Lower share prices, need not necessarily be the best and investors should know, that there are risks. Having said that, there are also stocks that can give good returns over the more long term. We warn investors, that these are high risk stocks, and invest in them, if you have an appetite for risk. All of these stocks are under Rs 50.
Shares in RCOM jumped after the company announced a debt restructuring exercise. Recently, there were reports that CCI has agreed asset sale by RCom to Jio.
However, until the restructuring exercise goes through and lenders agree the stock could be volatile.
According to plans submitted, the Anil Ambani group company plans to prune down debt to Rs 6,000 crores.
RCOM has struggled under heavy debt and one is not sure when the asset sale plans will go through. Sentiments for the stock keep changing based on news. Investors who are willing to take a risk, could gain or lose money based on the asset sale plans.
Zee Learn is among India's top education company with the fastest growing chain of K-12 schools - Mount Litera Zee School and Asia's No 1 chain of pre-school network - Kidzee in its portfolio.
It also operates the Zee Institute of Media Arts (ZIMA), a TV and Film training institute in Mumbai that offers diploma courses in Direction, Acting, Sound, Editing, Production and Cinematography. Zee Learn also has Zee Institute of Creative Art (ZICA) a full-fledged Classical and Digital Animation Training Academy.
Zee Learn: Stock has potential to rally
Zee Learn has aggressive plans to expand and capitalize to cater to the needs of the education sector.
The company also has a very asset light model. Recently, Zee Learn ventured into manpower recruitment and training through one of its subsidiaries. It is likely that Zee Learn will post strong growth in the coming quarters on account of the many initiatives that it is taking.
The company can post an EPS of Rs 3 by 2018-19. If we value the company at a 20 p/e the stock should trade at Rs 60. This means an upside of at least 30 per cent over the current levels.
South Indian Bank
If you are looking to invest in banking stocks, that have the potential to generate returns in the long term, South Indian Bank should be a good bet.
The stock is trading at relatively reasonable valuations. The gross NPAs for the quarter ended Dec 31, 2017, came in at 3.40 per cent, which is still reasonable when compared to a host of other banks. Interestingly,this was a drop from the previous quarter level of 3.57 per cent.
South Indian Bank can report an EPS of close to Rs 2 for FY 2017-18. The stock is trading at a p/e of just 12 times one year forward earnings. This is a private sector bank that definitely deserves better discounting. This makes the stock a good bet at the current level. Buy for long term capital gains.
Hindustan Construction has built some of the finest projects in the country, including the iconic Bandra-Worli sea link, first Thermal power plant in Mumbai, first water treatment plant in Mumbai, first underground power house in Bihar, first port impounded dock in West Bengal, first nuclear power project.
The list of firsts to the company's name are plenty.

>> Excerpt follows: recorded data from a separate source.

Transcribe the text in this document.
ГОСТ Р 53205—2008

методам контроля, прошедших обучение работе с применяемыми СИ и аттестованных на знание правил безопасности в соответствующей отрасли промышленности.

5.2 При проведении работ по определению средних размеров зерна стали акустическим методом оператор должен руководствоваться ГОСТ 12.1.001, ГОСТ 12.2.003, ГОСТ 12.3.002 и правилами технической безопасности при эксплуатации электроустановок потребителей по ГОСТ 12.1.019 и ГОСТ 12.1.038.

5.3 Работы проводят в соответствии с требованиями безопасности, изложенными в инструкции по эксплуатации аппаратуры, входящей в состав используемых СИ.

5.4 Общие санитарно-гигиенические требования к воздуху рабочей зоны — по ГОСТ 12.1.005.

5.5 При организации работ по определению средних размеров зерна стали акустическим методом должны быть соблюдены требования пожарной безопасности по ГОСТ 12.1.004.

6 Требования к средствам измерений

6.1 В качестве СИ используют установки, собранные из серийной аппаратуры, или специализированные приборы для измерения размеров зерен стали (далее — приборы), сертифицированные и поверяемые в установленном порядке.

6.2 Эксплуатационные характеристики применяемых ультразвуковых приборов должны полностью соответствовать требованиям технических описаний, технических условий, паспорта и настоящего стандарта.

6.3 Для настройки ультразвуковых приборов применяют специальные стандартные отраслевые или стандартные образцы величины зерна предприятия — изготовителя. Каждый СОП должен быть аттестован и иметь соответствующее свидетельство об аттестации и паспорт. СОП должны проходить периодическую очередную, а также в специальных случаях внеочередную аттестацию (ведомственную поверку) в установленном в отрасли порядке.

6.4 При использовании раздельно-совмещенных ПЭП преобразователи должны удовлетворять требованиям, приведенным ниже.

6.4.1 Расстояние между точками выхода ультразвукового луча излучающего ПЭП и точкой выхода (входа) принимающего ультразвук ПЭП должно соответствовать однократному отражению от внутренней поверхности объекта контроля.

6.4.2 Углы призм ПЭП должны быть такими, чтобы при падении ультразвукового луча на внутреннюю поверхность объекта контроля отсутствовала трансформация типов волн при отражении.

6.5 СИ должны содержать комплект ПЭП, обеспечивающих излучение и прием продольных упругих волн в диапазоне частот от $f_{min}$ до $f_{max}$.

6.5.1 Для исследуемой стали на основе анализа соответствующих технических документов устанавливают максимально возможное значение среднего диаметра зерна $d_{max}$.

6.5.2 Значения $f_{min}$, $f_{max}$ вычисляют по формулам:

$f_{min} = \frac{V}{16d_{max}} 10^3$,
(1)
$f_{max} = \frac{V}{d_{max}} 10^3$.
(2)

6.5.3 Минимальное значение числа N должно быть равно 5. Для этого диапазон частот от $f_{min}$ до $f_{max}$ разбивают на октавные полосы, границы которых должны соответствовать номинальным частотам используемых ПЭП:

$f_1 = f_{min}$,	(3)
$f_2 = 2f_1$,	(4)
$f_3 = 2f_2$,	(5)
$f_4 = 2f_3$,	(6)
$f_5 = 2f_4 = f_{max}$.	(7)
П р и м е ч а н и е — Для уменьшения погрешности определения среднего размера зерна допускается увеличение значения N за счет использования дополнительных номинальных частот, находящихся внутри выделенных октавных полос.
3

Recently, the company said that it can reduce debt by half, after the company allowed arbitration awards to be settled quickly.This would halve its debt, which would see profits shoot-up sharply.
The government's ongoing thrust on infrastructure development could boost the prospects of the company in the coming years. HCC reported very good numbers for the quarter ending Dec 31, 2017, wherein net profits surged to Rs 31.31 crores from Rs 11.60 crores in the previous quarter.
With a healthy order book position HCC will continue to do well.
The stock is a good bet around the Rs 36 levels.
Exercise some caution
It is best to exercise some degree of caution, as the stocks recommended may or may not be fundamentally the best. Stocks under Rs 50 are generally small cap stocks, whose price can be extremely volatile. In some case the downside risk is very low, given the huge destruction already in the stock. Remember, if you hold for a longer period of time, there maybe some possibility of making money. We have also recommended some small cap stocks here
The article is not a solicitation to buy, sell in securities or other financial instruments. Greynium Information Technologies Pvt Ltd, its subsidiaries, associates and the author do not accept culpability for losses and/or damages arising based on information in this article.
The author and his family own some of the shares mentioned above, at the time of writing this article.